Outro fator destacado pela doutrina é a falta de flexibilidade dos regimes presidencialistas. Uma crise de popularidade ou legitimidade de um governante (que se envolve em corrupção, por exemplo) só pode ser resolvida institucionalmente por meio do processo de impeachment – um processo custoso, para não dizer, por vezes, traumático. A dificuldade em promover sua substituição obriga o país a permanecer por todo o período do mandato sob uma crise de governabilidade – cujos atritos podem agravar uma eventual crise econômica, com um Congresso que literalmente sabota o Executivo, agindo diretamente contra os interesses da sociedade na esperança de “derrubar” o governo aumentando ainda mais a crise e a insatisfação.

Esses impasses são os principais problemas apontados pela literatura. Como já apontado, crises de governabilidade, se não resolvidas rapidamente, podem levar a crises institucionais. O fato de o chefe do Executivo possuir mandatos fixos, sem a possibilidade de sofrer um voto de desconfiança do Parlamento, torna o presidencialismo engessado demais para resolver essas crises de forma mais suave. O parlamentarismo, por outro lado, dispõe de maior maleabilidade, com instrumentos capazes de afastar rapidamente um governante que claramente não dispõe de condições de governar.

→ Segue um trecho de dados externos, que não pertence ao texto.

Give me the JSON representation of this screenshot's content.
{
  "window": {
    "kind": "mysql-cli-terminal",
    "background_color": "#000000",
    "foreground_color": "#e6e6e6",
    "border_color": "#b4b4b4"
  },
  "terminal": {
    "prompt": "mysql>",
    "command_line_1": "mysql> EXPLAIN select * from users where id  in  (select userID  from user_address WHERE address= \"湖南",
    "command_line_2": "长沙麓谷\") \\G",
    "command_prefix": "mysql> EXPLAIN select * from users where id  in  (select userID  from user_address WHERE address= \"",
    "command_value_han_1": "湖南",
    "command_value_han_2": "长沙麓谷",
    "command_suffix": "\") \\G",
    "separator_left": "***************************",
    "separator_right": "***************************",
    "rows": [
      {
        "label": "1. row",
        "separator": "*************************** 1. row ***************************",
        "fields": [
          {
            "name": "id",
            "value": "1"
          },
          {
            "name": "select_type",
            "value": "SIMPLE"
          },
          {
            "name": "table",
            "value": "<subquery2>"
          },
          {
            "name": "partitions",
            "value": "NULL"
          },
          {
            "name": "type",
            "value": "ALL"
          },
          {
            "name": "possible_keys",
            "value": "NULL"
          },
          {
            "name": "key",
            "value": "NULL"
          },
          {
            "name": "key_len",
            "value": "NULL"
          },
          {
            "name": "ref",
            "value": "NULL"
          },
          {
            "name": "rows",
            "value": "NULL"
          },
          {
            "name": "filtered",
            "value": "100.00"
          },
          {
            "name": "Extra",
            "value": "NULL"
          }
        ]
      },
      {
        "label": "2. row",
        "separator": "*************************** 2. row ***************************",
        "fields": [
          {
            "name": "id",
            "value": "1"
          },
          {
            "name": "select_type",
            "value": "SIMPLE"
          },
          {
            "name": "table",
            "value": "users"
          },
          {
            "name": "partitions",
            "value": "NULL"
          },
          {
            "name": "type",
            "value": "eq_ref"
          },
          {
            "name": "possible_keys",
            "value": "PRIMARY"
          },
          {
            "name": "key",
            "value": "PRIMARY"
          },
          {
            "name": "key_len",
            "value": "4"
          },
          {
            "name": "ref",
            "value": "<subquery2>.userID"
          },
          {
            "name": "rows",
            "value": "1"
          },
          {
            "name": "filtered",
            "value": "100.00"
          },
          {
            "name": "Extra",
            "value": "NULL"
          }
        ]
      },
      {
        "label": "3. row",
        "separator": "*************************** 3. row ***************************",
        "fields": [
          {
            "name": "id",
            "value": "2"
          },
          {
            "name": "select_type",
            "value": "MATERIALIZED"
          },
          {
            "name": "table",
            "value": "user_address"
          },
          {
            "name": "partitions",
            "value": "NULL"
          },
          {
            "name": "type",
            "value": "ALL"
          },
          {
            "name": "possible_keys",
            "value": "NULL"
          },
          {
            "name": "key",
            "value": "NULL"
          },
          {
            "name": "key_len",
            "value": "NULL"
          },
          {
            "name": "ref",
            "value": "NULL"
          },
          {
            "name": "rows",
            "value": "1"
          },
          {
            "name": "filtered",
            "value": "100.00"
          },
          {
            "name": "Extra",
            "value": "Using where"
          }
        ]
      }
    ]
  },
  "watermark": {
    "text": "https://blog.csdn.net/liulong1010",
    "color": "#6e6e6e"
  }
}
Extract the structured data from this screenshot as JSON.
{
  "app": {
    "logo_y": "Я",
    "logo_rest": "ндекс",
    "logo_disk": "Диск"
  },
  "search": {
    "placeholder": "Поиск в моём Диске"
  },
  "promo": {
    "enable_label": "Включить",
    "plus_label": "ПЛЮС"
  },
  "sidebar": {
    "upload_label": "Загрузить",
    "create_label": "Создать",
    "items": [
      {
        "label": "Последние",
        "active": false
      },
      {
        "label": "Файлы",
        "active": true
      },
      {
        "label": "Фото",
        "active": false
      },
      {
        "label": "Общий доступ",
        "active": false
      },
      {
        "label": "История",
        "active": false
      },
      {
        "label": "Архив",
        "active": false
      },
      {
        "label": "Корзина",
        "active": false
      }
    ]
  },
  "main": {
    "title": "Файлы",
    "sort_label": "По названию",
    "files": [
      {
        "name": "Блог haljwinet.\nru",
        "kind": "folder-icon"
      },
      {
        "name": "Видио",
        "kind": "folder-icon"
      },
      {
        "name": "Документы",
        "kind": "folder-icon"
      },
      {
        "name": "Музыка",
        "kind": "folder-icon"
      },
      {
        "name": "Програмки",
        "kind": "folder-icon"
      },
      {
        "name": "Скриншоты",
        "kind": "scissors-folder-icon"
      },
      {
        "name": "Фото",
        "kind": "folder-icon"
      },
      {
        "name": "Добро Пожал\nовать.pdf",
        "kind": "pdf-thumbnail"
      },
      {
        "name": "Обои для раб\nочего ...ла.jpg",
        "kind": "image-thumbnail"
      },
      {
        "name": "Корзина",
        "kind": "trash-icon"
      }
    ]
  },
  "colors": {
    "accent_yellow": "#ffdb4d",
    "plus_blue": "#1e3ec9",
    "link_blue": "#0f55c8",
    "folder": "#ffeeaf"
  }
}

O argumento mais frequentemente oposto ao parlamentarismo no Brasil é “com esse Congresso que aí está, não dá”. Obviamente nenhum sistema político é perfeito. Eles apresentam diferentes incentivos para agentes políticos atuarem segundo seus próprios interesses (que é, geralmente, a reeleição); quanto mais perversos os incentivos, mais perversamente aqueles atuarão. No presidencialismo de coalizão, o potencial para o fisiologismo e a corrupção é elevado ao grau máximo. No parlamentarismo, os agentes são obrigados a se manter minimamente coerentes em suas alianças e votos – visto que a formação de coalizões se dá de baixo para cima (bottom-up) e não de cima para baixo (top-down) – como um presidente-imperador que leiloa cargos e benefícios. Além disso, o parlamentarismo, ainda que não seja imune, é mais avesso à ocorrência de golpes e ditaduras, justamente porque consegue evitar que crises políticas escalem até o ponto de causar rupturas.

Aerton Zambelli é Auditor Federal de Finanças e Controle da CGU, bacharel em Direito pela UFMG e especialista em Controle, Detecção e Repressão a Desvios de Recursos Públicos pela UFLA. Cursa o mestrado em Direito Internacional na Must University.